Instead of being quick to "cancel" someone who has made a mistake, there needs to be a sense of proportion of the issue at hand, said Minister in the Prime Minister's Office Indranee Rajah.
The concept of "cancel culture" is not new, but on social networking platforms such as Twitter and Instagram, where it is most prevalent, it has taken a new form, said Ms Indranee, who is also Second Minister for Finance and National Development.
"Unlike in the past, cancel culture has gained prominence in the current generation in a new form… and is able to be amplified and (go) viral exponentially. This also means the impact is exponential and can be huge."
She was speaking yesterday at a virtual dialogue series themed "Cancelling Cancel Culture?", organised by youth-led inter-faith initiative Roses of Peace, along with four other panellists.
"At the end of the day, if you strip away the jargon, it all boils down to basic human nature. Somebody did something not good, the rest of us disapprove of it. How do we get that person to do the right thing? We need to have a sense of proportion… and to have a way to let the person find their way back and make it better."
Dealing with such situations where emotions are "highly charged" also depends on the context and the individual, Ms Indranee said, noting that a set of personal moral guidelines will "keep one in good stead".

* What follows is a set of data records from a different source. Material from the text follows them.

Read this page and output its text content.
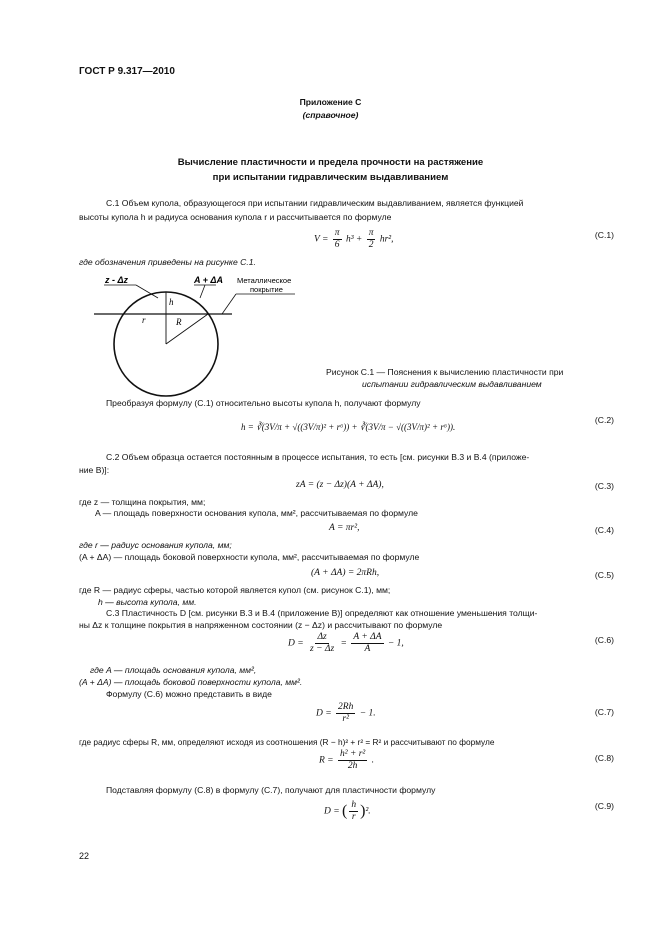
ГОСТ Р 9.317—2010
Приложение С
(справочное)
Вычисление пластичности и предела прочности на растяжение
при испытании гидравлическим выдавливанием
С.1 Объем купола, образующегося при испытании гидравлическим выдавливанием, является функцией
высоты купола h и радиуса основания купола r и рассчитывается по формуле
$V = \frac{\pi}{6} h^3 + \frac{\pi}{2} hr^2$,	(С.1)
где обозначения приведены на рисунке С.1.
z - Δz	A + ΔA Металлическое
покрытие
h
r	R
Рисунок С.1 — Пояснения к вычислению пластичности при
испытании гидравлическим выдавливанием
Преобразуя формулу (С.1) относительно высоты купола h, получают формулу
h = ∛(3V/π + √((3V/π)² + r⁶)) + ∛(3V/π − √((3V/π)² + r⁶)).
(С.2)
С.2 Объем образца остается постоянным в процессе испытания, то есть [см. рисунки В.3 и В.4 (приложе-
ние В)]:
zA = (z − Δz)(A + ΔA),	(С.3)
где z — толщина покрытия, мм;
A — площадь поверхности основания купола, мм², рассчитываемая по формуле
A = πr²,	(С.4)
где r — радиус основания купола, мм;
(A + ΔA) — площадь боковой поверхности купола, мм², рассчитываемая по формуле
(A + ΔA) = 2πRh,	(С.5)
где R — радиус сферы, частью которой является купол (см. рисунок С.1), мм;
h — высота купола, мм.
С.3 Пластичность D [см. рисунки В.3 и В.4 (приложение В)] определяют как отношение уменьшения толщи-
ны Δz к толщине покрытия в напряженном состоянии (z − Δz) и рассчитывают по формуле
$D = \frac{\Delta z}{z - \Delta z} = \frac{A + \Delta A}{A} - 1$,	(С.6)
где A — площадь основания купола, мм²,
(A + ΔA) — площадь боковой поверхности купола, мм².
Формулу (С.6) можно представить в виде
$D = \frac{2Rh}{\text{r²}} - 1$.	(С.7)
где радиус сферы R, мм, определяют исходя из соотношения (R − h)² + r² = R² и рассчитывают по формуле
$R = \frac{\text{h² + r²}}{2h}$ .	(С.8)
Подставляя формулу (С.8) в формулу (С.7), получают для пластичности формулу
D = ( $\frac{h}{r} )^2$.
(С.9)
22
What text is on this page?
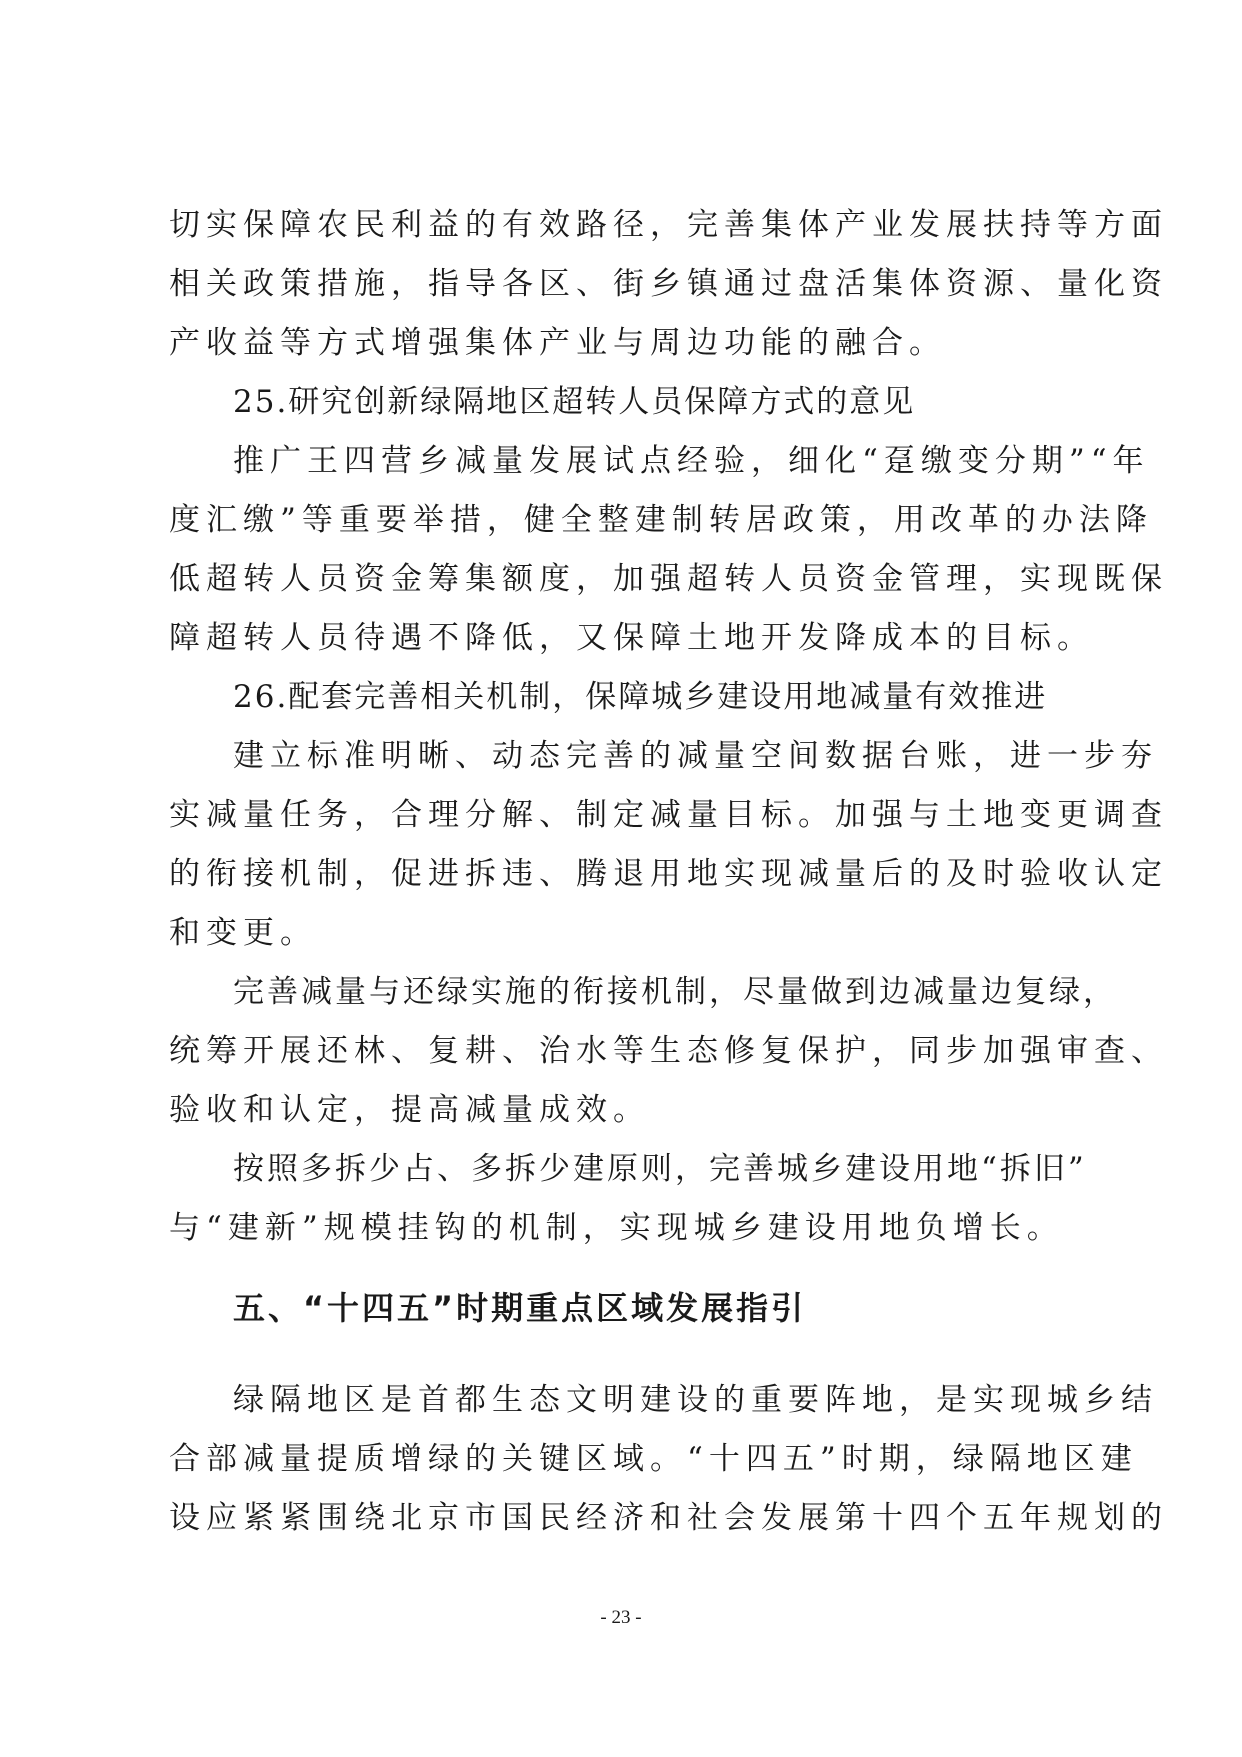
切实保障农民利益的有效路径，完善集体产业发展扶持等方面
相关政策措施，指导各区、街乡镇通过盘活集体资源、量化资
产收益等方式增强集体产业与周边功能的融合。
25.研究创新绿隔地区超转人员保障方式的意见
推广王四营乡减量发展试点经验，细化“趸缴变分期”“年
度汇缴”等重要举措，健全整建制转居政策，用改革的办法降
低超转人员资金筹集额度，加强超转人员资金管理，实现既保
障超转人员待遇不降低，又保障土地开发降成本的目标。
26.配套完善相关机制，保障城乡建设用地减量有效推进
建立标准明晰、动态完善的减量空间数据台账，进一步夯
实减量任务，合理分解、制定减量目标。加强与土地变更调查
的衔接机制，促进拆违、腾退用地实现减量后的及时验收认定
和变更。
完善减量与还绿实施的衔接机制，尽量做到边减量边复绿，
统筹开展还林、复耕、治水等生态修复保护，同步加强审查、
验收和认定，提高减量成效。
按照多拆少占、多拆少建原则，完善城乡建设用地“拆旧”
与“建新”规模挂钩的机制，实现城乡建设用地负增长。
五、“十四五”时期重点区域发展指引
绿隔地区是首都生态文明建设的重要阵地，是实现城乡结
合部减量提质增绿的关键区域。“十四五”时期，绿隔地区建
设应紧紧围绕北京市国民经济和社会发展第十四个五年规划的
- 23 -
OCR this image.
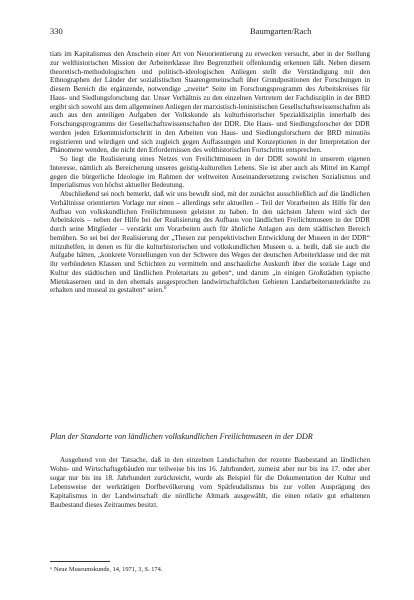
330	Baumgarten/Rach

tiats im Kapitalismus den Anschein einer Art von Neuorientierung zu erwecken versucht, aber in der Stellung zur welthistorischen Mission der Arbeiterklasse ihre Begrenztheit offenkundig erkennen läßt. Neben diesem theoretisch-methodologischen und politisch-ideologischen Anliegen stellt die Verständigung mit den Ethnographen der Länder der sozialistischen Staatengemeinschaft über Grundpositionen der Forschungen in diesem Bereich die ergänzende, notwendige „zweite“ Seite im Forschungsprogramm des Arbeitskreises für Haus- und Siedlungsforschung dar. Unser Verhältnis zu den einzelnen Vertretern der Fachdisziplin in der BRD ergibt sich sowohl aus dem allgemeinen Anliegen der marxistisch-leninistischen Gesellschaftswissenschaften als auch aus den anteiligen Aufgaben der Volkskunde als kulturhistorischer Spezialdisziplin innerhalb des Forschungsprogramms der Gesellschaftswissenschaften der DDR. Die Haus- und Siedlungsforscher der DDR werden jeden Erkenntnisfortschritt in den Arbeiten von Haus- und Siedlungsforschern der BRD minutiös registrieren und würdigen und sich zugleich gegen Auffassungen und Konzeptionen in der Interpretation der Phänomene wenden, die nicht den Erfordernissen des welthistorischen Fortschritts entsprechen.

So liegt die Realisierung eines Netzes von Freilichtmuseen in der DDR sowohl in unserem eigenen Interesse, nämlich als Bereicherung unseres geistig-kulturellen Lebens. Sie ist aber auch als Mittel im Kampf gegen die bürgerliche Ideologie im Rahmen der weltweiten Auseinandersetzung zwischen Sozialismus und Imperialismus von höchst aktueller Bedeutung.

Abschließend sei noch bemerkt, daß wir uns bewußt sind, mit der zunächst ausschließlich auf die ländlichen Verhältnisse orientierten Vorlage nur einen – allerdings sehr aktuellen – Teil der Vorarbeiten als Hilfe für den Aufbau von volkskundlichen Freilichtmuseen geleistet zu haben. In den nächsten Jahren wird sich der Arbeitskreis – neben der Hilfe bei der Realisierung des Aufbaus von ländlichen Freilichtmuseen in der DDR durch seine Mitglieder – verstärkt um Vorarbeiten auch für ähnliche Anlagen aus dem städtischen Bereich bemühen. So sei bei der Realisierung der „Thesen zur perspektivischen Entwicklung der Museen in der DDR“ mitzuhelfen, in denen es für die kulturhistorischen und volkskundlichen Museen u. a. heißt, daß sie auch die Aufgabe hätten, „konkrete Vorstellungen von der Schwere des Weges der deutschen Arbeiterklasse und der mit ihr verbündeten Klassen und Schichten zu vermitteln und anschauliche Auskunft über die soziale Lage und Kultur des städtischen und ländlichen Proletariats zu geben“, und darum „in einigen Großstädten typische Mietskasernen und in den ehemals ausgesprochen landwirtschaftlichen Gebieten Landarbeiterunterkünfte zu erhalten und museal zu gestalten“ seien.$^6$

Plan der Standorte von ländlichen volkskundlichen Freilichtmuseen in der DDR

Ausgehend von der Tatsache, daß in den einzelnen Landschaften der rezente Baubestand an ländlichen Wohn- und Wirtschaftsgebäuden nur teilweise bis ins 16. Jahrhundert, zumeist aber nur bis ins 17. oder aber sogar nur bis ins 18. Jahrhundert zurückreicht, wurde als Beispiel für die Dokumentation der Kultur und Lebensweise der werktätigen Dorfbevölkerung vom Spätfeudalismus bis zur vollen Ausprägung des Kapitalismus in der Landwirtschaft die nördliche Altmark ausgewählt, die einen relativ gut erhaltenen Baubestand dieses Zeitraumes besitzt.

⁶ Neue Museumskunde, 14, 1971, 3, S. 174.
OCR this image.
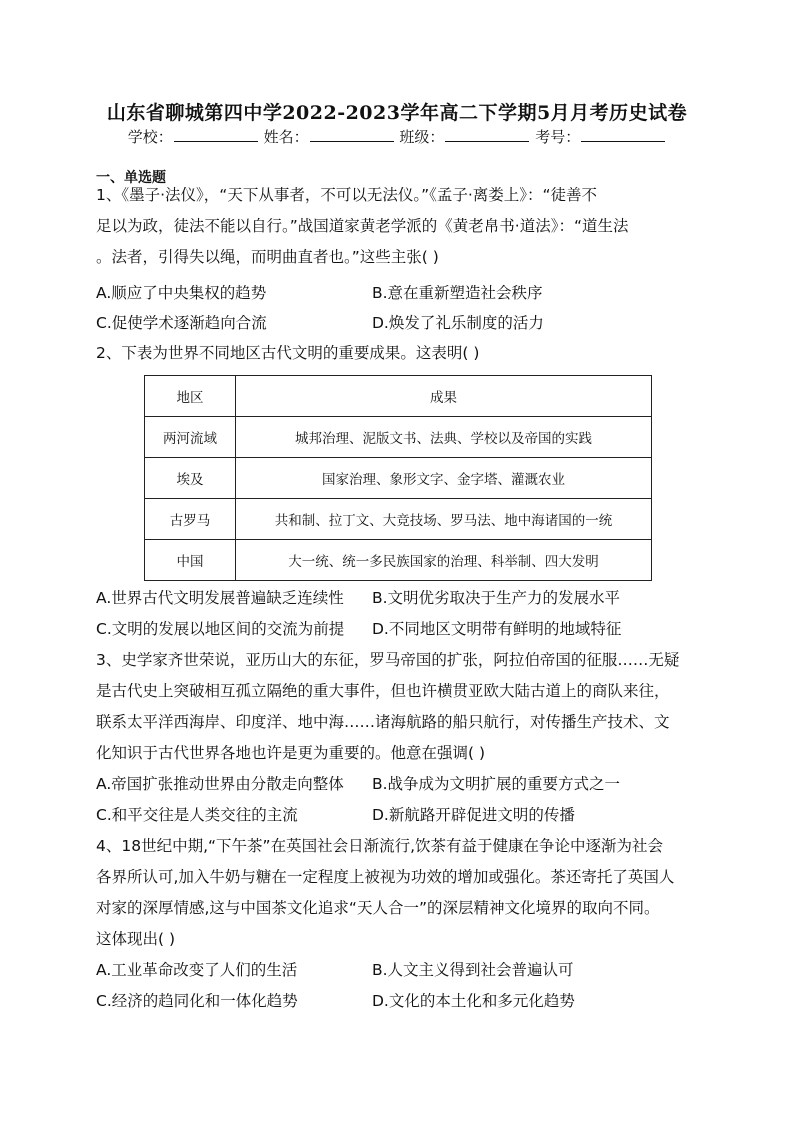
山东省聊城第四中学2022-2023学年高二下学期5月月考历史试卷
学校：	姓名：	班级：	考号：
一、单选题
1、《墨子·法仪》，“天下从事者，不可以无法仪。”《孟子·离娄上》：“徒善不
足以为政，徒法不能以自行。”战国道家黄老学派的《黄老帛书·道法》：“道生法
。法者，引得失以绳，而明曲直者也。”这些主张( )
A.顺应了中央集权的趋势	B.意在重新塑造社会秩序
C.促使学术逐渐趋向合流	D.焕发了礼乐制度的活力
2、下表为世界不同地区古代文明的重要成果。这表明( )
地区	成果
两河流域	城邦治理、泥版文书、法典、学校以及帝国的实践
埃及	国家治理、象形文字、金字塔、灌溉农业
古罗马	共和制、拉丁文、大竞技场、罗马法、地中海诸国的一统
中国	大一统、统一多民族国家的治理、科举制、四大发明
A.世界古代文明发展普遍缺乏连续性 B.文明优劣取决于生产力的发展水平
C.文明的发展以地区间的交流为前提 D.不同地区文明带有鲜明的地域特征
3、史学家齐世荣说，亚历山大的东征，罗马帝国的扩张，阿拉伯帝国的征服……无疑
是古代史上突破相互孤立隔绝的重大事件，但也许横贯亚欧大陆古道上的商队来往，
联系太平洋西海岸、印度洋、地中海……诸海航路的船只航行，对传播生产技术、文
化知识于古代世界各地也许是更为重要的。他意在强调( )
A.帝国扩张推动世界由分散走向整体 B.战争成为文明扩展的重要方式之一
C.和平交往是人类交往的主流	D.新航路开辟促进文明的传播
4、18世纪中期,“下午茶”在英国社会日渐流行,饮茶有益于健康在争论中逐渐为社会
各界所认可,加入牛奶与糖在一定程度上被视为功效的增加或强化。茶还寄托了英国人
对家的深厚情感,这与中国茶文化追求“天人合一”的深层精神文化境界的取向不同。
这体现出( )
A.工业革命改变了人们的生活	B.人文主义得到社会普遍认可
C.经济的趋同化和一体化趋势	D.文化的本土化和多元化趋势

"Our only real defence is to be critical in our thinking and discerning, which can be quite hard when it's an emotional trigger," she said.
"In responding to things being called out, (perhaps it's better if) people think first and... do their own checks; if not, it can have quite a disastrous outcome."
The rise of cancel culture - in which brands and people are boycotted in online mob-style vigilante behaviour - around the world and in Singapore has some wondering if this is the right way for those seeking justice.
Panellist Crystal Abidin, a digital anthropologist at Curtin University, said there is a difference between call-out culture and cancel culture, although both involve "some sort of public declaration".
Call-out culture involves publicly criticising an individual or a brand for violating behavioural standards. Associate Professor Abidin noted that there is room for calling out to be used at the grassroots level to keep those who are in power in check.
On the other hand, cancel culture goes straight to the last step of boycotting, and is used as a way to end all conversations, akin to "throwing the baby out with the bathwater", she said.
Panellist Terence Chia, co-founder of comedy content house Ministry of Funny, said the "weaponisation" of social media can be dangerous, although the silver lining is that it can hold people accountable if it is done right.
A participant asked if, other than calling out a person's mistake, another way to deal with the situation could be to think about "calling in" - that is, to speak privately - to the person, although the panellists acknowledged that it might be easier said than done.
Panellist Haresh Tilani, co-founder of Ministry of Funny, said that having private face-to-face conversations would be the "most ideal scenario", although he is sceptical of people's online behaviour.
"Ideally, what we want is to facilitate longer-form conversations, whether it's on the Internet or other platforms, so that it becomes the norm, as opposed to the long Facebook posts," he said.
Panellist Joel Lim, managing director of Zyrup Media, said that the intention behind the calling out or calling in is just as important as what is done.
"If there's an intention to let the person grow and to learn from the experience, we need to respect that… and there may be a chance for a better result, at least from what I see today."